The 3D variability analysis is very informative. Regarding the choice of the number of modes to solve - is there any way to quantify the contribution of the relative eigenvectors? That is how much residual variability is explained by for example the fifth eiegenvector? This would be useful for justifying how many modes to analyze for.
Secondly, regarding the parameters - are there any general recommendations regarding tweaking/troubleshooting? E.g. it is mentioned in the tooltip that increasing lambda from the default value of 10 can be helpful to stabilize results if artefacts are observed. What kinds of artefacts are typically observed, and what kind of range should one vary lambda over - e.g. increase to 100? 1000?
Good questions - the number of modes in general can be set as high as possible before running into memory errors or “artefacts” (explained below). The algorithm will construct the top-K eigenvectors in terms of their eigenvalues, so theoretically the results of asking for K or K+1 modes will be the same for the first K modes. In practice often multiple modes have very similar eigenvalues and so the order is not always the same (depends on initialization and number of iterations - default 15).
Right now we don’t print out the eigenvalues (which are the actual variance along the direction of each eigenvector) but you can see the “spread” of particles along each direction in the “reaction coordinate” plots. There is an actual quantification possible of the eigenvalues to determine their significance, and that quantification essentially involves comparing the eigenvalues to the estimated noise spectrum of the images, and if the eigenvalue is significantly larger than noise, it is significant. However right now in the first version, we don’t use/compute the noise model so this will be upcoming.
The lambda parameter you mention is a regularizer that theoretically should not be necessary but in practice there seems to sometimes be a numerical stability/precision issue which causes the algorithm to diverge and create artefacts (very obvious streaking - see image) if lambda is not large enough.
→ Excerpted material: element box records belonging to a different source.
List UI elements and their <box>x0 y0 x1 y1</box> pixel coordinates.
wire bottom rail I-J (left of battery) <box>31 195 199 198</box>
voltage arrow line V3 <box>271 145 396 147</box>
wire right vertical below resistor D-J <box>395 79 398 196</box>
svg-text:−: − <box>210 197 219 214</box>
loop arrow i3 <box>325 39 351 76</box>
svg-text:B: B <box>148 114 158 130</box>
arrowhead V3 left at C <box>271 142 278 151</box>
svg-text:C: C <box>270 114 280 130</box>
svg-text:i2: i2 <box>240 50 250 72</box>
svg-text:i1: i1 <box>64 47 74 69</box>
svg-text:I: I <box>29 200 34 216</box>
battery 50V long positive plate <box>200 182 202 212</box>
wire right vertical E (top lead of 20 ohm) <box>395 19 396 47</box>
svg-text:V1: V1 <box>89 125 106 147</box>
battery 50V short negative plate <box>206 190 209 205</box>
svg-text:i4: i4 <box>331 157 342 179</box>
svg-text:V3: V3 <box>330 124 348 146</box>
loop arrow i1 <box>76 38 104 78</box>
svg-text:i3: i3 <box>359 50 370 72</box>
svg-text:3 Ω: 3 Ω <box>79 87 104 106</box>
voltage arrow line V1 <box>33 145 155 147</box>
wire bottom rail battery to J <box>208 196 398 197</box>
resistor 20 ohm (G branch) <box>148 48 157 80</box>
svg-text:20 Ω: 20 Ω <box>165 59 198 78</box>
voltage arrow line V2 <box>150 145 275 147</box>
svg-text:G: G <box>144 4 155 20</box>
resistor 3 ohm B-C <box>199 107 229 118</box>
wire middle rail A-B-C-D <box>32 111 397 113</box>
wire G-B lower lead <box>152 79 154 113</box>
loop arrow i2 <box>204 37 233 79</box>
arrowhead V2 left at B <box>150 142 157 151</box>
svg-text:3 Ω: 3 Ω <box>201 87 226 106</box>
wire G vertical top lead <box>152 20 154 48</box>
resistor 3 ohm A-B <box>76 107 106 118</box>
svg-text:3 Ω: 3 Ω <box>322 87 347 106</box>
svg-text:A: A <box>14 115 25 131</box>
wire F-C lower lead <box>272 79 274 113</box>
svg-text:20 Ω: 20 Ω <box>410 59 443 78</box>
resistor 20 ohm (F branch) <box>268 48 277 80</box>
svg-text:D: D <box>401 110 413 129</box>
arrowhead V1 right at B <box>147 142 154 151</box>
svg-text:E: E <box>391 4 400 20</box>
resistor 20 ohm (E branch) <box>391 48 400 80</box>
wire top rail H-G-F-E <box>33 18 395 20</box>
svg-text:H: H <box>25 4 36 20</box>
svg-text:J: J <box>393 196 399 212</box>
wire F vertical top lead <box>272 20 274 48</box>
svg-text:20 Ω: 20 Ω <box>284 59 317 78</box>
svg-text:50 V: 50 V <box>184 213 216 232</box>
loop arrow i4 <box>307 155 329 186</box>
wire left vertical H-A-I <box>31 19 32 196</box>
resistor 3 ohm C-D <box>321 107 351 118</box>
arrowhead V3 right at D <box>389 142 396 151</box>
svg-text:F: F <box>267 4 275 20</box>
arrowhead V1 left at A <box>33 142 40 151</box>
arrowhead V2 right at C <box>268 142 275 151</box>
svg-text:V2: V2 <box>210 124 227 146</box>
If you do see this streaking, then lambda should be increased by a fator of 10,100,1000 etc until the streaking is gone. We’re hoping to sort out the root cause of this so that lambda will no longer be needed.
Other parameters I would suggest trying to change are the filtering options - depending on the amount of variability/motion, it’s helpful to filter to around the same resolution as the size of motion. Eg. 5A motion means filter to ~5A. The number of iterations should typically not need to be higher than 15, but may be worth playing with. Masking is by far the most important choice, as the presence/absence of a variable domain within the mask will completely change what the top-K eigenvectors are.
Hope this helps!
@apunjani The artifacting seems to be affected by the number of basis vectors solved, i.e. no artifacts with lambda 10 and 3 vectors, strong artifacting with lambda 10 and 6 vectors. It could also be the random seed so I’ll run it a couple more times to check.
@DanielAsarnow, which model of GPU and CUDA version are you running?
I have 2x GTX 1080 Ti (11178 MiB) and CUDA 10.1 on CentOS 7.6.
BTW it seems like the random seed doesn’t matter.
Hmm… thanks for letting me know. Any chance you have an older GPU somewhere you could try on, Kepler GPU? (K40 etc)? There’s a chance that newer cc cards have slight difference in the implementation of a particular instruction that causes a numerical instability. I’m investigating here also
Sorry Ali, I didn’t see your post. Unfortunately I only have 1080 Ti and newer cards available.
Hi @apunjani, just want to revisit this - I understand that the modes are ordered in terms of significance, but is there any way to quantify this? E.g. it would be nice to be able to say something along the lines of “the top three modes explained 95% of the residual heterogeneity in class x” - having some justification for the number of modes to analyse would be nice for reporting results if nothing else.
Also, regarding the filter resolution, you say that it is helpful to filter to around the same resolution as the size of the motion - Can you explain this a little more? When you say the size of the motion, do you literally mean displacement of a region by x Å, or is it more akin to “motion that is visible when I filter volumes to x Å”. I would expect intuitively that a small motion of a large domain would still be visible when I filter at say 10 Å, even if the displacement of that domain is only 2 or 3 Å - is this not correct?
Finally, in your webinar you say that you really as a rule of thumb want at least 100k particles for this to work well - is this number dependent upon the size of the particles, or at least the size of the masked region? I would imagine for smaller particles one requires more?
I see from discussions elsewhere in the forum that quantifying the contributions of the individual components is still a work in progress.